This year, the UAE was recognised as the world’s largest foreign aid donor to overseas development projects.
The Organisation for Economic Cooperation and Development said last month that the country devoted 1.17 per cent of its gross national income last year for such aid, the largest percentage of any country – about Dh18 billion.
According to the Foreign Aid Report, overall UAE aid topped Dh21.63bn in 2013, the most recent year for which data is available.
In the past week, an aid shipment was sent from Dubai to Yemen. In addition, the country is hosting more than 100 Yemenis and a Libyan family rescued from fighting. Meanwhile, a vast aid relief effort for those affected by the Nepal earthquake is continuing.
In many countries, aid provision is about international prestige; it can help enhance a country’s image and also improve diplomatic ties or increase influence.
For years, the UAE has spent millions of dollars on aid without documentation of the figures being released. In 2012, the country was recorded to have donated Dh5.83bn – a fraction of what was believed to have been given out, according to UAE relief workers. Searching for details of housing projects, going through old newspaper clippings and speaking to locals of countries hit by political unrest or natural disaster was the only way of getting some insight into the UAE’s immense relief work.
This shows that giving aid is not a mission of self-promotion for the UAE, but rather to genuinely reach those who have been hit by misfortune. Officials and volunteers involved in aid distribution often speak of the effort as part of Emirati values.

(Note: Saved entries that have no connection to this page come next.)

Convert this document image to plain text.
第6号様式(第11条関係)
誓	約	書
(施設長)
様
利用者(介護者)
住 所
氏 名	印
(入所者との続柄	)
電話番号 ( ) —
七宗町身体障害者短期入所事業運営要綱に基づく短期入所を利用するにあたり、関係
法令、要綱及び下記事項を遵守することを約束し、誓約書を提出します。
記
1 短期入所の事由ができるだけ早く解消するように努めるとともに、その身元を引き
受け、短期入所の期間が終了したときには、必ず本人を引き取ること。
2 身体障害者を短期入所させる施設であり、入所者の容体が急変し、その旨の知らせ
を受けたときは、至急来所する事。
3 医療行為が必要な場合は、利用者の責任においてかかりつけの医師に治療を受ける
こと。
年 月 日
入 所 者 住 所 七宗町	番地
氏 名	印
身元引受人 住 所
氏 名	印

Residential areas in Egypt today, including an area of 6th of October City, on the outskirts of Cairo, are known by locals as Sheikh Zayed housing. The mention of the late UAE Founding Father leads to words of praise from many Egyptians.
What’s more, the quality of aid has been recognised by NGOs and the United Nations to be “five star”.
Ahmed Al Dhaheri, head of the Zayed Charitable and Humanitarian Foundation, said the country had only started to trace the funds and aid released in recent years.
“Our culture made it taboo to give to someone and say you did so,” he said in 2013. “Other [cultures] donate a small amount and hold a festival for it, but we help and spend and no one knows.”
The main reasons for aid now being better recorded was not to receive international recognition but to help develop a more effective way of distributing the funds, Mr Al Dhaheri said.
When The National accompanied the Emirates Red Crescent in 2013 to Syrian refugee camps in Jordan, the impressive on-the-ground work proved that funds were not just distributed to countries to use as they saw fit. When UAE aid was sent out, Emirati volunteer relief workers ensured those who needed it receive it.
The country’s commitment to charitable work is grounded in the past, but with an eye on the future, to develop citizens’ skills in emergency response and awareness of people in need across the globe.